Status: 03/17/2023 10:10 PM
Once again, many French people demonstrated on the Place de la Concorde in Paris against the planned pension reform. They called for President Macron’s resignation. Police used tear gas after the clashes.
Clashes took place in the evening between opponents of pension reform and police officers in Paris. Police used tear gas against protesters who had gathered in the Place de la Concorde, near the Parliament building, and threw cobblestones and firecrackers at police officers. Things were also set on fire.
Some demonstrators chanted “Macron, resign!” They are facing a line of police officers. The clashes followed similar protests on Thursday after President Emmanuel Macron decided to pass controversial pension reforms without a parliamentary vote.

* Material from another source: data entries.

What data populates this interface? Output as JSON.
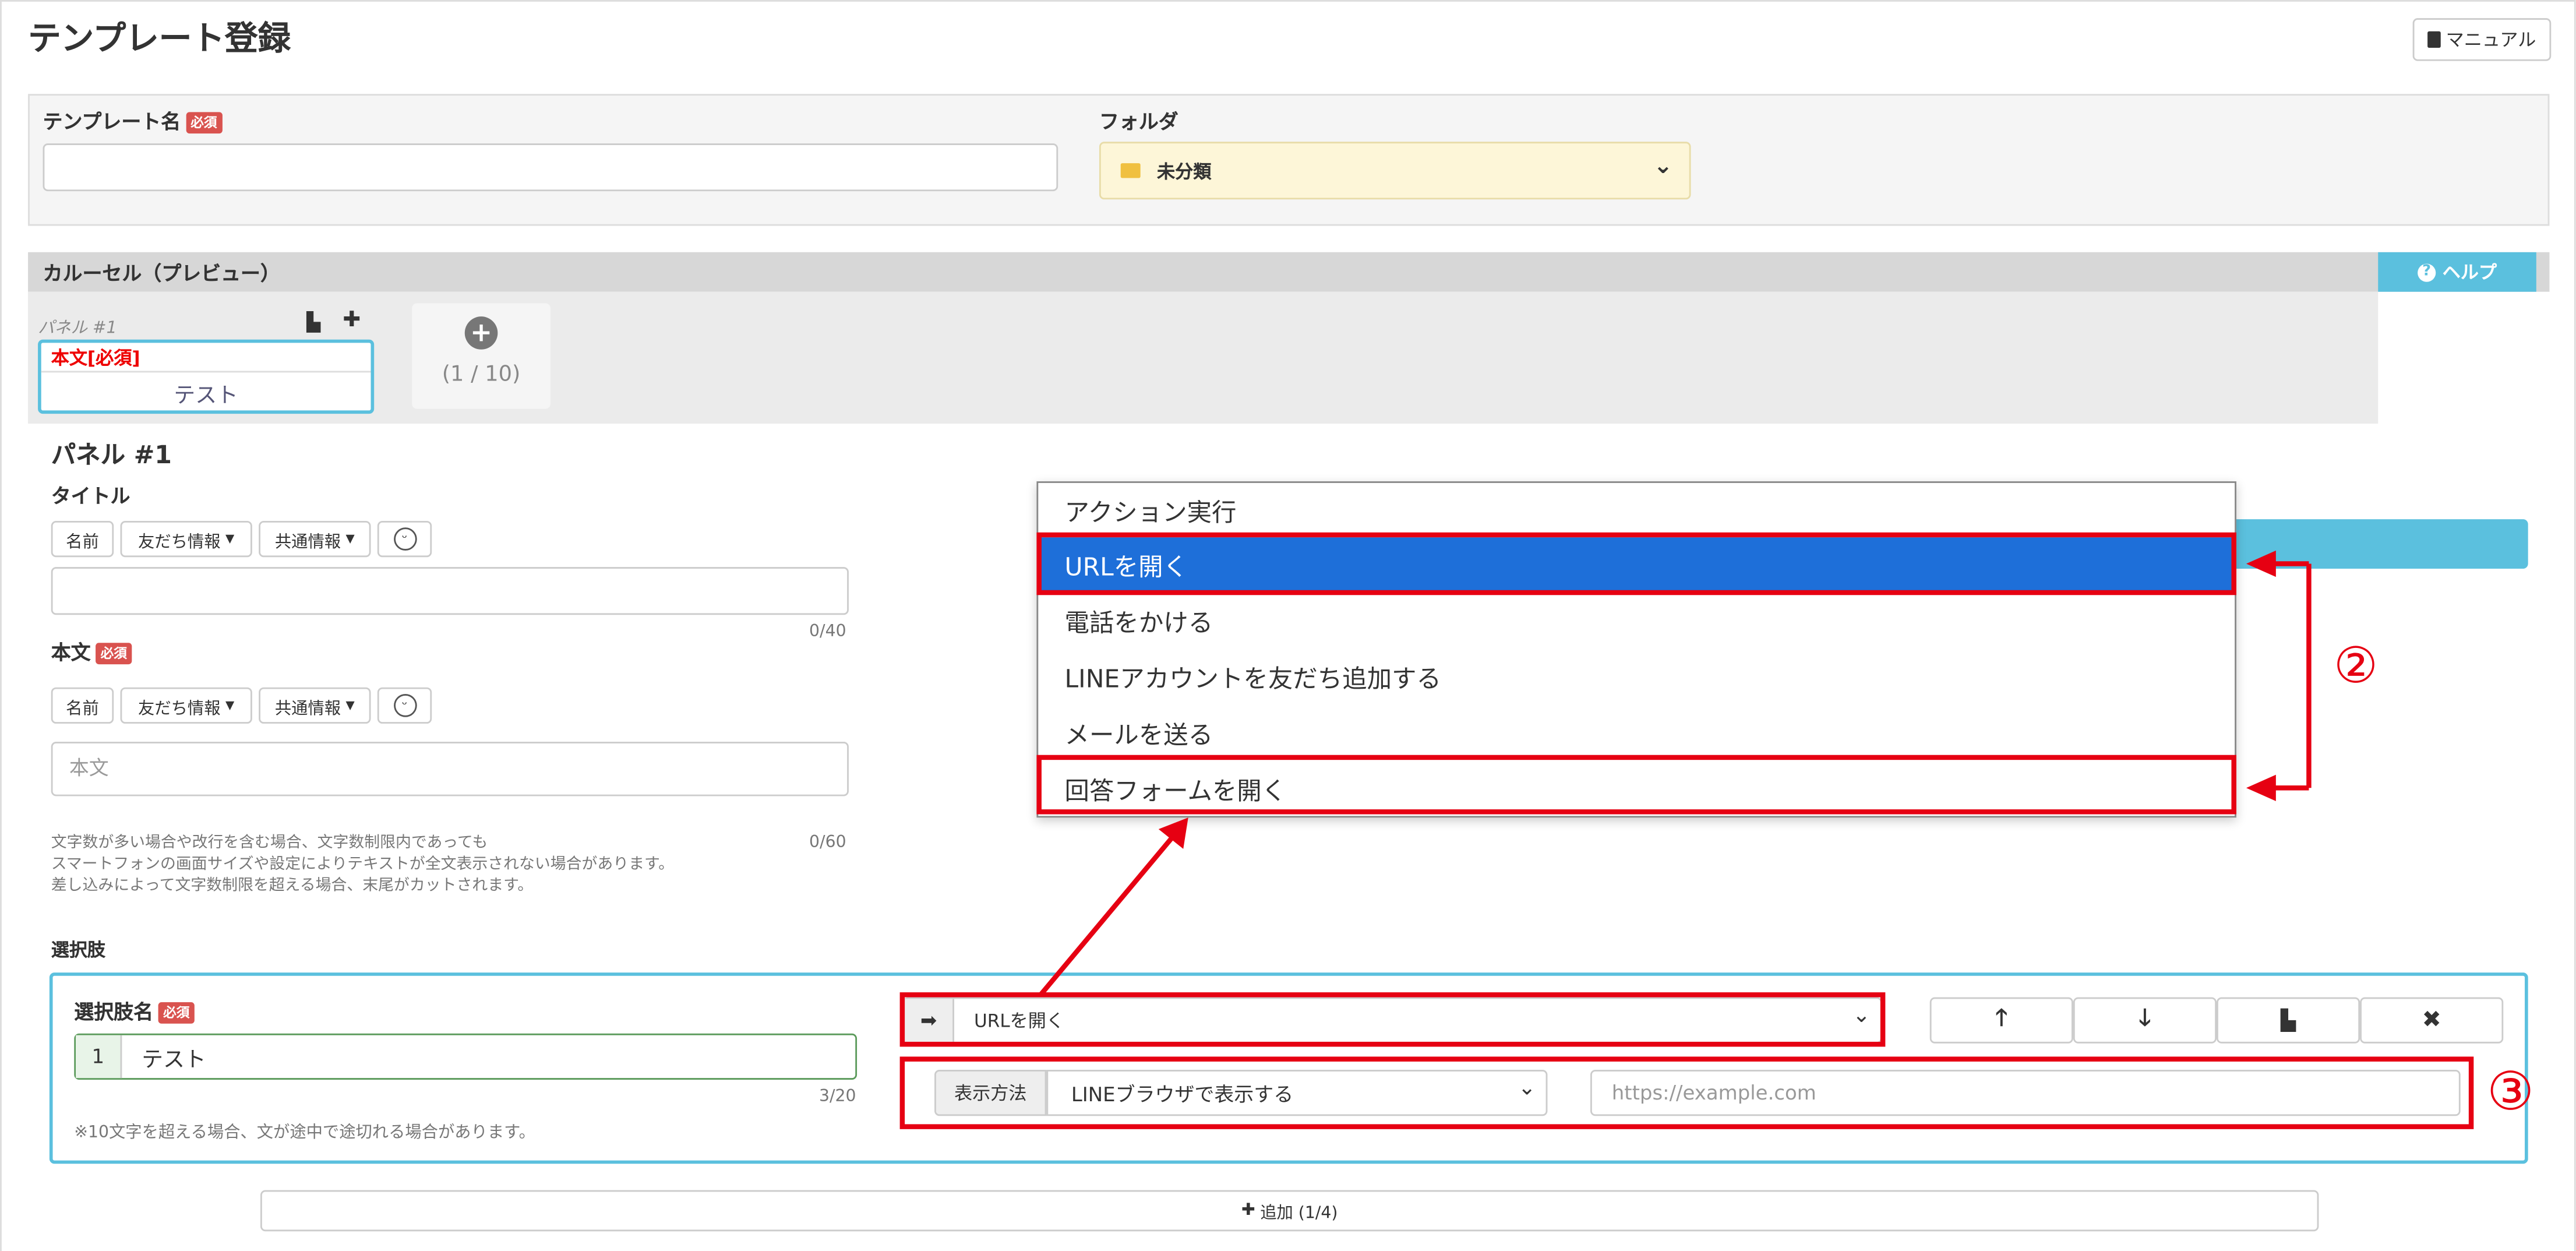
{
  "page": {
    "title": "テンプレート登録",
    "manual_label": "マニュアル"
  },
  "template_name": {
    "label": "テンプレート名",
    "required": "必須",
    "value": ""
  },
  "folder": {
    "label": "フォルダ",
    "selected": "未分類"
  },
  "carousel": {
    "header": "カルーセル（プレビュー）",
    "help_label": "ヘルプ",
    "panel_tab": {
      "name": "パネル #1",
      "body_label": "本文[必須]",
      "body_text": "テスト"
    },
    "add_counter": "(1 / 10)"
  },
  "panel": {
    "heading": "パネル #1",
    "title_label": "タイトル",
    "title_count": "0/40",
    "body_label": "本文",
    "body_required": "必須",
    "body_placeholder": "本文",
    "body_count": "0/60",
    "insert_buttons": {
      "name": "名前",
      "friend_info": "友だち情報",
      "common_info": "共通情報"
    },
    "notes": [
      "文字数が多い場合や改行を含む場合、文字数制限内であっても",
      "スマートフォンの画面サイズや設定によりテキストが全文表示されない場合があります。",
      "差し込みによって文字数制限を超える場合、末尾がカットされます。"
    ]
  },
  "choices": {
    "section_label": "選択肢",
    "name_label": "選択肢名",
    "required": "必須",
    "row_number": "1",
    "name_value": "テスト",
    "name_count": "3/20",
    "name_note": "※10文字を超える場合、文が途中で途切れる場合があります。",
    "action_selected": "URLを開く",
    "display_method_label": "表示方法",
    "display_method_value": "LINEブラウザで表示する",
    "url_placeholder": "https://example.com",
    "add_label": "追加 (1/4)"
  },
  "dropdown": {
    "options": [
      "アクション実行",
      "URLを開く",
      "電話をかける",
      "LINEアカウントを友だち追加する",
      "メールを送る",
      "回答フォームを開く"
    ],
    "highlighted_index": 1
  },
  "annotations": {
    "marker_2": "②",
    "marker_3": "③",
    "color": "#e60012"
  },
  "colors": {
    "required_badge": "#d9534f",
    "highlight": "#1e6fd9",
    "help_bg": "#5bc0de",
    "folder_bg": "#fdf6d8"
  }
}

There were also protests in other cities, such as Bordeaux, Lyon and Strasbourg.
Motions of no confidence after controversial approval of pension reform in France
Sabine Rao, ARD Paris, Daily News at 4:00 PM, March 17, 2023
Unions want to continue mobilizing
The French insist on maintaining the official retirement age of 62, which is among the lowest in OECD countries. According to a survey, more than eight out of ten French people are unhappy with Macron’s decision to increase the retirement age without a parliamentary vote.
A broad coalition of France’s main unions said it would continue to mobilize to force a rollback of the changes.

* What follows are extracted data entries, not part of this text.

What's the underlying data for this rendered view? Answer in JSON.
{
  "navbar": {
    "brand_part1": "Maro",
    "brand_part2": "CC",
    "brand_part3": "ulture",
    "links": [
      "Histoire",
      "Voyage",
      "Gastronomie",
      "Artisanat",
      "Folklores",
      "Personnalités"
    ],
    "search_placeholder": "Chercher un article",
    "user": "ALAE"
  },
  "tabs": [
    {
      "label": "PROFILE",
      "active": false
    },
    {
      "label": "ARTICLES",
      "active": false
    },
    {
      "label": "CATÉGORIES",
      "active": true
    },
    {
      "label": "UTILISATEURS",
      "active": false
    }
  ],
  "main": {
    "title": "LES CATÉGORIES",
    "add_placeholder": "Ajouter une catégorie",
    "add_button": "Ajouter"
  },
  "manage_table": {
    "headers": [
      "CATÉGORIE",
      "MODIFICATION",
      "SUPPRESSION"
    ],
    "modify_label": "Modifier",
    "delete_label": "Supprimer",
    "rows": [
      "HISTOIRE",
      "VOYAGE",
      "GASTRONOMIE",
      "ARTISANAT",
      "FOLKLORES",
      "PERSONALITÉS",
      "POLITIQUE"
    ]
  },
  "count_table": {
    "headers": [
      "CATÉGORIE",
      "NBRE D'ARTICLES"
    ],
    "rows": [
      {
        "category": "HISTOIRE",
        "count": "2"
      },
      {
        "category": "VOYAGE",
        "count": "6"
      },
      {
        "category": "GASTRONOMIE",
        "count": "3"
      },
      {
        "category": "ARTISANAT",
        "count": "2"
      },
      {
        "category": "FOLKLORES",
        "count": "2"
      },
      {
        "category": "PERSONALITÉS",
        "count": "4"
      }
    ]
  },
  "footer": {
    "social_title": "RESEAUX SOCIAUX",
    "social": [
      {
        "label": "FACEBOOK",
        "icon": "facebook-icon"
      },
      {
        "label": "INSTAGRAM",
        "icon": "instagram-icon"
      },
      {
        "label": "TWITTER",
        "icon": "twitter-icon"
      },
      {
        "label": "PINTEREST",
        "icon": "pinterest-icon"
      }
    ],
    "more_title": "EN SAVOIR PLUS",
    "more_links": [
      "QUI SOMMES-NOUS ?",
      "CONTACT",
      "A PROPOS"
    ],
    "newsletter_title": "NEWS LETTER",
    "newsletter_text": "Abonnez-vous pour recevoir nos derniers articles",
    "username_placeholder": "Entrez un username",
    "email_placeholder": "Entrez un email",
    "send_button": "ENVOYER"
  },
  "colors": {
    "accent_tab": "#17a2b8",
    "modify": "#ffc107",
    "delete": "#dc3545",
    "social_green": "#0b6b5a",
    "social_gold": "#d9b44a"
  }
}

Protests are planned for this weekend – and a new nationwide strike day is scheduled for Thursday. Teachers’ unions have called for strikes over the next week that could disrupt symbolic secondary school exams.
Requests of no confidence in the government
Two motions of no-confidence have been submitted against the government in the dispute over pension reform. According to its leader, Bertrand Puncher, the proposal of Lleut’s liberal faction was also signed by deputies from the left-wing Nobis coalition. The right-wing National Rally, headed by Marine Le Pen, also filed a motion of no-confidence. It is expected to be voted on on Monday.
For a motion of no confidence to succeed, it needs an absolute majority of members of parliament. In this case, the reform will be rejected and the government will have to resign. President Macron could then appoint a new prime minister or call new elections. However, success is considered unlikely. If a motion of no confidence does not obtain the required majority, the reform is passed.